Tout en appelant à des investissements plus importants, l’Arabie saoudite a contribué à deux reprises à un effondrement des prix mondiaux du pétrole au cours de la dernière décennie, inondant le marché de brut en 2015 et à nouveau au début de la pandémie dans le but d’entraver la croissance de l’industrie américaine du schiste. .

Cela a contribué à resserrer l’offre car le schiste a mis du temps à se remettre des profondeurs de la pandémie, tandis que l’Arabie saoudite a largement ignoré les appels de l’administration du président américain Joe Biden à augmenter la production plus rapidement lorsque la demande a repris.

Malgré la chute de la production russe en avril et les prévisions de l’Agence internationale de l’énergie et d’autres selon lesquelles un embargo élargi sur l’énergie russe affectera considérablement les exportations russes, Nasser a déclaré qu’il s’attendait à ce que la Russie continue de placer une grande partie des 8 millions de b/j de pétrole brut et raffiné. vend actuellement à l’étranger en détournant l’approvisionnement de l’Europe vers l’Asie et d’autres régions.

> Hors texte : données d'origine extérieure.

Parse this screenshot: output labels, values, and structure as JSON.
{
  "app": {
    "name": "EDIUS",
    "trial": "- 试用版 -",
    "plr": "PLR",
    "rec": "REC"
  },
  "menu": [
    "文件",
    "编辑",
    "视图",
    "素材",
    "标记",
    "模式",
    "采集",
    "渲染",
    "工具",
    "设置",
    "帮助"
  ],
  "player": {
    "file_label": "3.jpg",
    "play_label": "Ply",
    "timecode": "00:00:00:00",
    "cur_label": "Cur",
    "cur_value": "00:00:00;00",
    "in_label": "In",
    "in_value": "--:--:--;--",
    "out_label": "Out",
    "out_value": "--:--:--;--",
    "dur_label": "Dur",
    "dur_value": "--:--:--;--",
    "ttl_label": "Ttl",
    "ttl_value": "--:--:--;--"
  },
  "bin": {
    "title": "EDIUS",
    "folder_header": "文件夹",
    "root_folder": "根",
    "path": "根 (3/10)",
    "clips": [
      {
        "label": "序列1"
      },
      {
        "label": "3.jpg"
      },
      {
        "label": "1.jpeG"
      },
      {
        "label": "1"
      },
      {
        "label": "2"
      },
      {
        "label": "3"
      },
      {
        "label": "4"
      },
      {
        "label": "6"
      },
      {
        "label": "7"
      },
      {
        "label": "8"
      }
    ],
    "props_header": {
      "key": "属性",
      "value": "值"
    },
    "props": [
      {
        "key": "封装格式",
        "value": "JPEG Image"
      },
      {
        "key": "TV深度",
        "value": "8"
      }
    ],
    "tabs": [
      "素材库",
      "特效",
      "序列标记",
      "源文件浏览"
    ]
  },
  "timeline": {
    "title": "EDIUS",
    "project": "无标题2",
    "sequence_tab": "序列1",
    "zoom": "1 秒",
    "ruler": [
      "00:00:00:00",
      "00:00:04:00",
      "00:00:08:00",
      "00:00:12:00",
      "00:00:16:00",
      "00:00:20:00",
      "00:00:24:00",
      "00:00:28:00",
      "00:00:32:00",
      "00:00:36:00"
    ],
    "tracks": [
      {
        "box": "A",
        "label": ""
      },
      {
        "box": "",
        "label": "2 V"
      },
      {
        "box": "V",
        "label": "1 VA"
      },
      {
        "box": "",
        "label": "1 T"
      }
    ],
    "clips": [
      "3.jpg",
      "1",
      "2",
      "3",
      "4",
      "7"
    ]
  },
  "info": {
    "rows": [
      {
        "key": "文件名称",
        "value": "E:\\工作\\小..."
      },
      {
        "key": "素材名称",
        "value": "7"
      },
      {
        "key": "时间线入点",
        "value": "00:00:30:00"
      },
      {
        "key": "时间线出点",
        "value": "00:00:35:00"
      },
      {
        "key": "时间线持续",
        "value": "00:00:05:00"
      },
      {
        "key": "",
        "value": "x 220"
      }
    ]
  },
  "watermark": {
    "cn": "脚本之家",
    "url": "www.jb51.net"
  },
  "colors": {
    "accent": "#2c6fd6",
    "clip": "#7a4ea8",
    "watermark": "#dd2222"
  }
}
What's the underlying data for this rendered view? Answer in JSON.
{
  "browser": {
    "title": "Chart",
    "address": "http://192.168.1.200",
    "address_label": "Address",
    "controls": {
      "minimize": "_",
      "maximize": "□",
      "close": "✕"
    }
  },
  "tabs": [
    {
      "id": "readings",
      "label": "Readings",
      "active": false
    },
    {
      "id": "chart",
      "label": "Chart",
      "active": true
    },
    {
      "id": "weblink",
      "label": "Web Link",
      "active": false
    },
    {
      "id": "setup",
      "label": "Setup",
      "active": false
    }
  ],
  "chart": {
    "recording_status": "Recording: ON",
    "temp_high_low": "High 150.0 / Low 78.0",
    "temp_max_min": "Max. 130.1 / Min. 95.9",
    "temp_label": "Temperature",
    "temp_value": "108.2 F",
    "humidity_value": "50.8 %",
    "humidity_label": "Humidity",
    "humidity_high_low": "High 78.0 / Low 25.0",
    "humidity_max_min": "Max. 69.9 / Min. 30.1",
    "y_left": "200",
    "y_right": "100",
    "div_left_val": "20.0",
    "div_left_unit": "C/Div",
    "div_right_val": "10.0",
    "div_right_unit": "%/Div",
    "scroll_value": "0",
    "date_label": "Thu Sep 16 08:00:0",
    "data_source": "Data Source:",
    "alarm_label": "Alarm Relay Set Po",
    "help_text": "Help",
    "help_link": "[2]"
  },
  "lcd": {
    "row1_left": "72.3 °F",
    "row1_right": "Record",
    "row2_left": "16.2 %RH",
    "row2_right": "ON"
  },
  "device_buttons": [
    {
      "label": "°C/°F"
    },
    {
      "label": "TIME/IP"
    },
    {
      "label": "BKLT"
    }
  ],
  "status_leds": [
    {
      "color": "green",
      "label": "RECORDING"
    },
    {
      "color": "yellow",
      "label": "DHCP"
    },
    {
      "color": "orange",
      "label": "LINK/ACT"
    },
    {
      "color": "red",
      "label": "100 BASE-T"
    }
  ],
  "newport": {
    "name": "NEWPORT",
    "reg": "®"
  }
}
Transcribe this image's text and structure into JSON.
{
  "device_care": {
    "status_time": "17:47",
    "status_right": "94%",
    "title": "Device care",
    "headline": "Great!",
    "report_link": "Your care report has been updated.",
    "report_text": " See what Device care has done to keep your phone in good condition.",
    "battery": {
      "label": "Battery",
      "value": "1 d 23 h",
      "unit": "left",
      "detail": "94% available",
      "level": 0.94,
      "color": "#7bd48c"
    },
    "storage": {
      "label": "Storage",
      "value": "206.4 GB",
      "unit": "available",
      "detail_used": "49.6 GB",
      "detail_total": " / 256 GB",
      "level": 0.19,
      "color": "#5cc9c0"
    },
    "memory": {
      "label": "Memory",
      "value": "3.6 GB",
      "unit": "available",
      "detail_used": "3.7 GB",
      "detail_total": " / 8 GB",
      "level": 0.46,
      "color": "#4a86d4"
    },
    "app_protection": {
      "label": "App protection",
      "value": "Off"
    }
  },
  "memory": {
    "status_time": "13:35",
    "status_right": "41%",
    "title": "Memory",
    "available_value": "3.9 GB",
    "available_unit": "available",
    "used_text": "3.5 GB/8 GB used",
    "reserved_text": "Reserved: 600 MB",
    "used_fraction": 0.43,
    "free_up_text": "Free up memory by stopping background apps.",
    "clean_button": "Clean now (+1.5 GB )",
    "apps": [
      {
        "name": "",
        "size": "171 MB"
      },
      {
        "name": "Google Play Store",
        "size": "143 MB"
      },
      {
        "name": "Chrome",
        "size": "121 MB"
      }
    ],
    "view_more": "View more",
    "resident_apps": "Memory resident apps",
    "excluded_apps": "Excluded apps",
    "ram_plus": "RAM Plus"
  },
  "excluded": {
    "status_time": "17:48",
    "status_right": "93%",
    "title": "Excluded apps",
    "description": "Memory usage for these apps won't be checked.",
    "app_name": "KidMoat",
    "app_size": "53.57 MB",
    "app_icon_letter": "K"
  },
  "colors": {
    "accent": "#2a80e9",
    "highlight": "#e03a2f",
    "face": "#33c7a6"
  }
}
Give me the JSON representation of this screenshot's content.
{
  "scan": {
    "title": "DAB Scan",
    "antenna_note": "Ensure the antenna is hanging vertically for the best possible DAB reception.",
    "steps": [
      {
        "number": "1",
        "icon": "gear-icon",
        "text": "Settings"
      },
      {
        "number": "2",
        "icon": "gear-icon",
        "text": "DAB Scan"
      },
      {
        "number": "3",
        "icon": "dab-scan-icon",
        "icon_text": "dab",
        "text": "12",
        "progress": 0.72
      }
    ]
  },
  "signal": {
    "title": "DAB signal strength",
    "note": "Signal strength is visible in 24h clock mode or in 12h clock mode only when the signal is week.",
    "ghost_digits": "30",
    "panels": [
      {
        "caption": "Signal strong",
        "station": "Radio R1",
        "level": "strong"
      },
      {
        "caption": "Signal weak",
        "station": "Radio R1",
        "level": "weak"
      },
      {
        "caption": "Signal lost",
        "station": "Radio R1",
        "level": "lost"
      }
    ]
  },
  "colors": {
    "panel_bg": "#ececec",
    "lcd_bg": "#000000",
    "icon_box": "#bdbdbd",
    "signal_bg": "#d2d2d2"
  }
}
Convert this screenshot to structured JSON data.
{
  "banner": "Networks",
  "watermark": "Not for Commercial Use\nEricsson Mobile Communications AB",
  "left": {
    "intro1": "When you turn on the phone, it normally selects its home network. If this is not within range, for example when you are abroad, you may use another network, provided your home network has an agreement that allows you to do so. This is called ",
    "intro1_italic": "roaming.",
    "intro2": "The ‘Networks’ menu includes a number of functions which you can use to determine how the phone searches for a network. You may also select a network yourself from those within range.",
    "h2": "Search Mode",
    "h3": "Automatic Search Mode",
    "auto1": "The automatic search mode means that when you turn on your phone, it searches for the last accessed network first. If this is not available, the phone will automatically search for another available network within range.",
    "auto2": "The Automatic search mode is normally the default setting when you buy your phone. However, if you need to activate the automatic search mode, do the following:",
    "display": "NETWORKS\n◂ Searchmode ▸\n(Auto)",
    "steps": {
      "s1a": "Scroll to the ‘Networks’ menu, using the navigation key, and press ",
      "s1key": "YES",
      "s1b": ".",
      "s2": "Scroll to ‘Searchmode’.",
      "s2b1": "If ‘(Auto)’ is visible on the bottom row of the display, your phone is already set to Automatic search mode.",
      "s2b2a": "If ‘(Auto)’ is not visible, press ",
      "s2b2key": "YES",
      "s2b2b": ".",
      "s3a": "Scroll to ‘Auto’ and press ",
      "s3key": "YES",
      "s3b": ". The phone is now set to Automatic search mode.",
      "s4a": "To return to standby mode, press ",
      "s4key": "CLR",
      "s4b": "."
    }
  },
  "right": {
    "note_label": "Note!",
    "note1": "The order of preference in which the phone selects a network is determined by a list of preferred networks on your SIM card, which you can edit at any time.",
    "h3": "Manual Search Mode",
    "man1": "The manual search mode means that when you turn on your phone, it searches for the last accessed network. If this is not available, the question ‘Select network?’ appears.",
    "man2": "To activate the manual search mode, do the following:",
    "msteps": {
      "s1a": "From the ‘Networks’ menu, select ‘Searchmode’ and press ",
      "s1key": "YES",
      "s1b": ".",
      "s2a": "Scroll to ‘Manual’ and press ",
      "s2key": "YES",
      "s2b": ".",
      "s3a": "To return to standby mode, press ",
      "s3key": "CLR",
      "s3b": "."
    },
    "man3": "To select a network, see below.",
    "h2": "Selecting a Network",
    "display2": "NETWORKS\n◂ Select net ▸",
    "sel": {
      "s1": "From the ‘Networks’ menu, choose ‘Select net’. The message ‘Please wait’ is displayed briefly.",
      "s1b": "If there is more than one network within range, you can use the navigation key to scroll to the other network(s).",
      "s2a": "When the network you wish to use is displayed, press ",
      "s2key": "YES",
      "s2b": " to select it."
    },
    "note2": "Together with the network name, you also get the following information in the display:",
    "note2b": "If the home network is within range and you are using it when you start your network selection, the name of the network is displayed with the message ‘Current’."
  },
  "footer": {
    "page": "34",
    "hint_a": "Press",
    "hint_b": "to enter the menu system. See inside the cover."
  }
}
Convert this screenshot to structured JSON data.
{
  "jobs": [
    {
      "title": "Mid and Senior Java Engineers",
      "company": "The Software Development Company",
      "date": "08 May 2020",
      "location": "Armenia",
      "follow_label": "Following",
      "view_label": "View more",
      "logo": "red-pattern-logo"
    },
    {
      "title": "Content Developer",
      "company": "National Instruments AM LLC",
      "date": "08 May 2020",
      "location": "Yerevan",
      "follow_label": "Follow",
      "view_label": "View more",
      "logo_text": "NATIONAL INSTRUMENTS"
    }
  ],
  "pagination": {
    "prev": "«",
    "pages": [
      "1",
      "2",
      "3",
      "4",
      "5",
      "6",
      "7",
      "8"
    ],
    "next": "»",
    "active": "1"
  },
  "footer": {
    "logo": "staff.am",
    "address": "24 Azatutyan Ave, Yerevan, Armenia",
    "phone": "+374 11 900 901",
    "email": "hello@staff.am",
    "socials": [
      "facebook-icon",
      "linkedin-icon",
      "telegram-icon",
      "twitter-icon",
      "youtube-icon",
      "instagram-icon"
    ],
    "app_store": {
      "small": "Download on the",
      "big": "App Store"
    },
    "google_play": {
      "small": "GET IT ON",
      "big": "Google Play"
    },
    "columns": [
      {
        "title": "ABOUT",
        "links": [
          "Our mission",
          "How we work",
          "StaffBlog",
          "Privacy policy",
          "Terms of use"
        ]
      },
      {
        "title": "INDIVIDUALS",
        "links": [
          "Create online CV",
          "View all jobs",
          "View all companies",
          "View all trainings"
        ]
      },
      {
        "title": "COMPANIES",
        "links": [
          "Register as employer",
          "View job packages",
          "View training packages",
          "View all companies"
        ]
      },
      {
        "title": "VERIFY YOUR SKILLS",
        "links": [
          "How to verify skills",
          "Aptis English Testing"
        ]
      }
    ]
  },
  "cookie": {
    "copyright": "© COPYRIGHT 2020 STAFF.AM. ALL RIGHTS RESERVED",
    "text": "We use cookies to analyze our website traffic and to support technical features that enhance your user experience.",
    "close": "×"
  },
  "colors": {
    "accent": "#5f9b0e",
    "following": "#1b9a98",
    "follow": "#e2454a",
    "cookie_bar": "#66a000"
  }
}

« Avec les remises qu’ils offrent, ils pourront placer du brut car, en fin de compte, le brut est fongible », a-t-il déclaré. Le brut russe phare de l’Oural se négocie actuellement à environ 30 $ de rabais par rapport au Brent.

Le prince Abdulaziz bin Salman, ministre saoudien de l’Énergie, a indiqué la semaine dernière au FT que la Russie resterait un élément clé du groupe Opep+ des producteurs de pétrole malgré le durcissement des sanctions occidentales contre Moscou.

Environ 85% des exportations de pétrole de Saudi Aramco sont destinées à l’Asie, mais Nasser a insisté sur le fait qu’un flux de brut russe à prix réduit vers des pays comme la Chine ne représentait aucune menace, notamment parce qu’il s’attend à ce que la demande à long terme dans ces régions continue de croître. « Nous n’avons pas constaté de baisse significative de la part de nos clients en Chine, même maintenant », a-t-il déclaré.

Trouver de nouveaux marchés pour le gaz russe serait plus difficile, a-t-il dit, étant donné que presque toutes les infrastructures d’exportation de gaz russes actuelles sont orientées vers l’Europe.